Anyone can manipulate statistics and the experts can postulate what they want. Because no one actually counts each person, no one has exact figures. Nevertheless, from the CDC come these figures.
From 1985 to 2010, the past 20 years, there has been a dramatic increase in obesity in the United States and rates remain high. In 2010, no state’s obesity rate of less than 20%. Thirty-six states were 25% or more; 12 of these states (Alabama, Arkansas, Kentucky, Louisiana, Michigan, Mississippi, Missouri, Oklahoma, South Carolina, Tennessee, Texas, and West Virginia) were 30% or more.
Looks like mostly the South falls into the over 30% category—except Georgia, although I’m not helping Georgia. The statement says that this is a “dramatic increase.” Obesity is becoming one of the leading health problems. Obesity causes so many health issues, but they categorize those issues in other categories. Obesity causes joint problems, but joint problems are part of a separate category.
Is there anything we can do about these statistics? No, yes, and maybe are the possible answers. Select one.
No, I can’t change other people. I can write blogs, articles, and pray, but I have no direct control over anyone. Yes, I have control over one person and that’s me.
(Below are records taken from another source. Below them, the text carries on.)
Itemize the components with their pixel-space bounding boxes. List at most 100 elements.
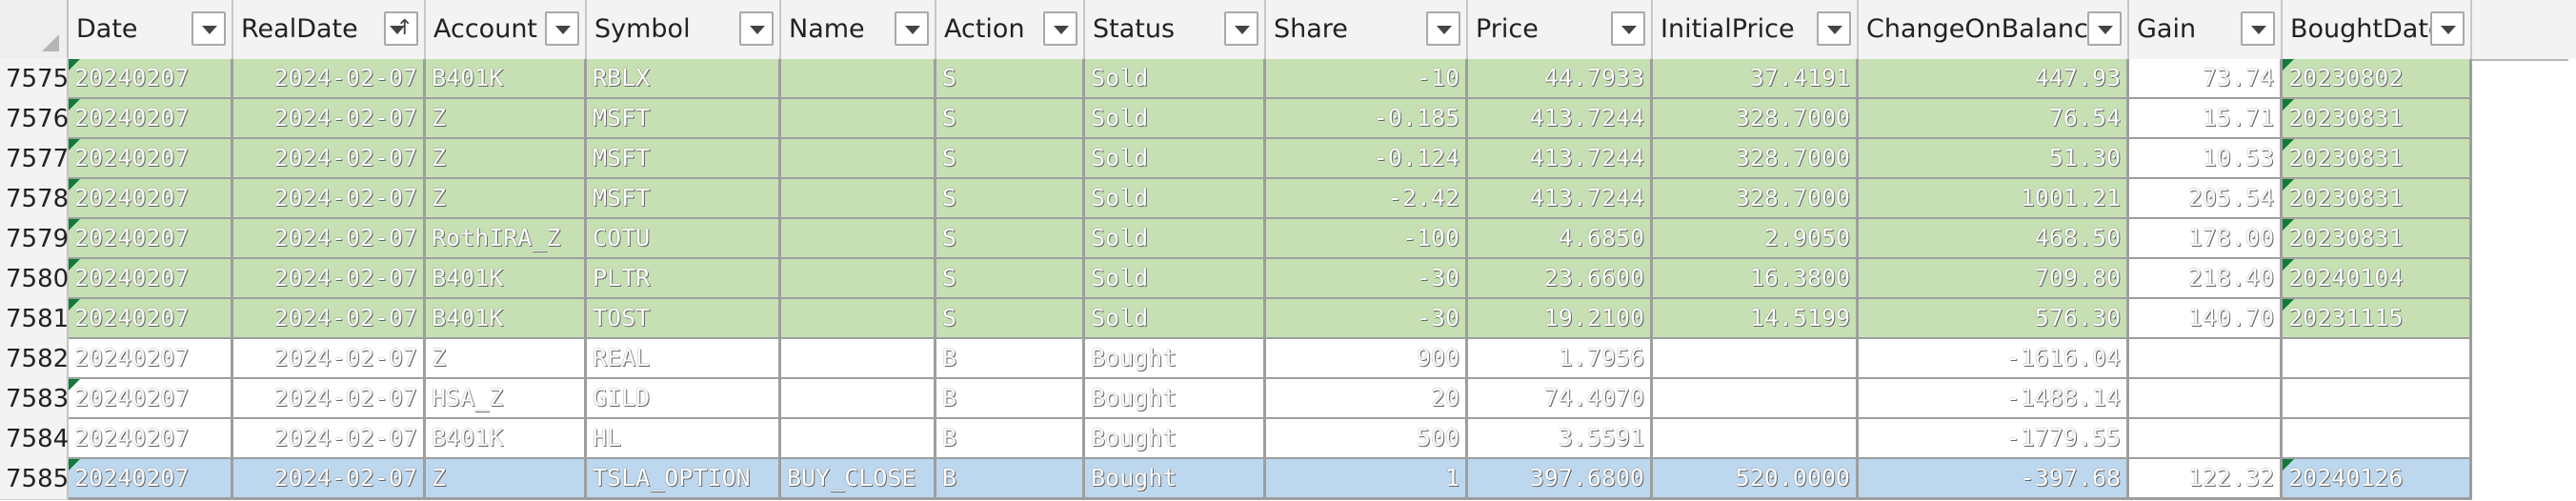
cell-status[interactable]: Sold — [1085, 219, 1266, 260]
error-indicator-icon[interactable] — [69, 259, 80, 271]
cell-account[interactable]: RothIRA_Z — [426, 219, 587, 260]
filter-dropdown-button[interactable] — [1426, 11, 1460, 46]
column-header-action[interactable]: Action — [936, 0, 1085, 59]
cell-realdate[interactable]: 2024-02-07 — [233, 99, 426, 140]
cell-account[interactable]: B401K — [426, 419, 587, 460]
cell-action[interactable]: B — [936, 419, 1085, 460]
error-indicator-icon[interactable] — [69, 179, 80, 190]
cell-gain[interactable] — [2129, 339, 2283, 380]
row-number[interactable]: 7582 — [0, 339, 69, 380]
cell-symbol[interactable]: MSFT — [587, 179, 781, 220]
cell-name[interactable] — [781, 219, 936, 260]
cell-gain[interactable] — [2129, 419, 2283, 460]
cell-changeonbalance[interactable]: 51.30 — [1859, 139, 2129, 180]
column-header-date[interactable]: Date — [69, 0, 233, 59]
cell-status[interactable]: Bought — [1085, 459, 1266, 500]
table-row[interactable]: 7585 20240207 2024-02-07 Z TSLA_OPTION BUY_CL… — [0, 459, 2576, 500]
cell-changeonbalance[interactable]: 468.50 — [1859, 219, 2129, 260]
cell-account[interactable]: HSA_Z — [426, 379, 587, 420]
cell-account[interactable]: B401K — [426, 299, 587, 340]
cell-initialprice[interactable] — [1653, 419, 1859, 460]
row-number[interactable]: 7583 — [0, 379, 69, 420]
cell-symbol[interactable]: MSFT — [587, 139, 781, 180]
row-number[interactable]: 7577 — [0, 139, 69, 180]
column-header-symbol[interactable]: Symbol — [587, 0, 781, 59]
cell-changeonbalance[interactable]: -1488.14 — [1859, 379, 2129, 420]
row-number[interactable]: 7578 — [0, 179, 69, 220]
cell-symbol[interactable]: RBLX — [587, 59, 781, 100]
filter-dropdown-button[interactable] — [1224, 11, 1258, 46]
row-number[interactable]: 7585 — [0, 459, 69, 500]
cell-initialprice[interactable] — [1653, 339, 1859, 380]
cell-initialprice[interactable]: 328.7000 — [1653, 179, 1859, 220]
cell-initialprice[interactable] — [1653, 379, 1859, 420]
cell-boughtdate[interactable] — [2283, 419, 2472, 460]
cell-price[interactable]: 413.7244 — [1468, 179, 1653, 220]
cell-action[interactable]: S — [936, 219, 1085, 260]
cell-action[interactable]: B — [936, 379, 1085, 420]
table-row[interactable]: 7575 20240207 2024-02-07 B401K RBLX S Sold -10 4… — [0, 59, 2576, 100]
cell-status[interactable]: Sold — [1085, 259, 1266, 300]
cell-account[interactable]: B401K — [426, 259, 587, 300]
cell-account[interactable]: Z — [426, 339, 587, 380]
cell-boughtdate[interactable]: 20230831 — [2283, 179, 2472, 220]
cell-gain[interactable]: 140.70 — [2129, 299, 2283, 340]
cell-date[interactable]: 20240207 — [69, 339, 233, 380]
cell-boughtdate[interactable] — [2283, 379, 2472, 420]
cell-gain[interactable]: 73.74 — [2129, 59, 2283, 100]
table-row[interactable]: 7578 20240207 2024-02-07 Z MSFT S Sold -2.42 413… — [0, 179, 2576, 220]
cell-boughtdate[interactable]: 20230831 — [2283, 99, 2472, 140]
cell-price[interactable]: 413.7244 — [1468, 139, 1653, 180]
cell-share[interactable]: -10 — [1266, 59, 1468, 100]
cell-changeonbalance[interactable]: 709.80 — [1859, 259, 2129, 300]
cell-realdate[interactable]: 2024-02-07 — [233, 179, 426, 220]
error-indicator-icon[interactable] — [69, 219, 80, 230]
error-indicator-icon[interactable] — [69, 99, 80, 110]
cell-action[interactable]: S — [936, 59, 1085, 100]
error-indicator-icon[interactable] — [2283, 179, 2294, 190]
table-row[interactable]: 7580 20240207 2024-02-07 B401K PLTR S Sold -30 2… — [0, 259, 2576, 300]
cell-boughtdate[interactable]: 20240126 — [2283, 459, 2472, 500]
error-indicator-icon[interactable] — [2283, 219, 2294, 230]
table-row[interactable]: 7583 20240207 2024-02-07 HSA_Z GILD B Bought 20… — [0, 379, 2576, 420]
filter-dropdown-button[interactable] — [191, 11, 226, 46]
cell-price[interactable]: 413.7244 — [1468, 99, 1653, 140]
error-indicator-icon[interactable] — [2283, 99, 2294, 110]
row-number[interactable]: 7580 — [0, 259, 69, 300]
table-row[interactable]: 7576 20240207 2024-02-07 Z MSFT S Sold -0.185 41… — [0, 99, 2576, 140]
cell-realdate[interactable]: 2024-02-07 — [233, 219, 426, 260]
cell-status[interactable]: Bought — [1085, 419, 1266, 460]
row-number[interactable]: 7575 — [0, 59, 69, 100]
filter-dropdown-button[interactable] — [545, 11, 579, 46]
cell-name[interactable] — [781, 99, 936, 140]
filter-dropdown-button[interactable]: ↑ — [384, 11, 418, 46]
cell-date[interactable]: 20240207 — [69, 259, 233, 300]
cell-realdate[interactable]: 2024-02-07 — [233, 459, 426, 500]
cell-share[interactable]: 20 — [1266, 379, 1468, 420]
cell-status[interactable]: Bought — [1085, 379, 1266, 420]
cell-date[interactable]: 20240207 — [69, 59, 233, 100]
column-header-realdate[interactable]: RealDate ↑ — [233, 0, 426, 59]
cell-action[interactable]: B — [936, 459, 1085, 500]
cell-initialprice[interactable]: 328.7000 — [1653, 99, 1859, 140]
filter-dropdown-button[interactable] — [1817, 11, 1851, 46]
cell-status[interactable]: Sold — [1085, 179, 1266, 220]
error-indicator-icon[interactable] — [2283, 59, 2294, 70]
column-header-gain[interactable]: Gain — [2129, 0, 2283, 59]
cell-share[interactable]: -0.185 — [1266, 99, 1468, 140]
filter-dropdown-button[interactable] — [1043, 11, 1077, 46]
error-indicator-icon[interactable] — [2283, 139, 2294, 150]
cell-realdate[interactable]: 2024-02-07 — [233, 259, 426, 300]
cell-name[interactable] — [781, 339, 936, 380]
select-all-corner[interactable] — [0, 0, 69, 59]
column-header-share[interactable]: Share — [1266, 0, 1468, 59]
cell-realdate[interactable]: 2024-02-07 — [233, 139, 426, 180]
cell-action[interactable]: S — [936, 99, 1085, 140]
error-indicator-icon[interactable] — [69, 139, 80, 150]
error-indicator-icon[interactable] — [69, 459, 80, 471]
cell-price[interactable]: 74.4070 — [1468, 379, 1653, 420]
cell-status[interactable]: Sold — [1085, 299, 1266, 340]
cell-price[interactable]: 1.7956 — [1468, 339, 1653, 380]
cell-realdate[interactable]: 2024-02-07 — [233, 299, 426, 340]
Right now, I’m a part of the problem. My goal is to become part of the solution—lose weight. It can’t be legislated; it is people taking personal responsibility for their weight and consequently their health.
Will the statistics go down in the next 20 years? Maybe, but I’m not too optimistic. The same mindset that brought us this far is still prevalent and unlikely to change. That means more obesity and more obesity-related health issues. The future seems bleak. Yet there is always hope. We can change things one person at a time starting with us.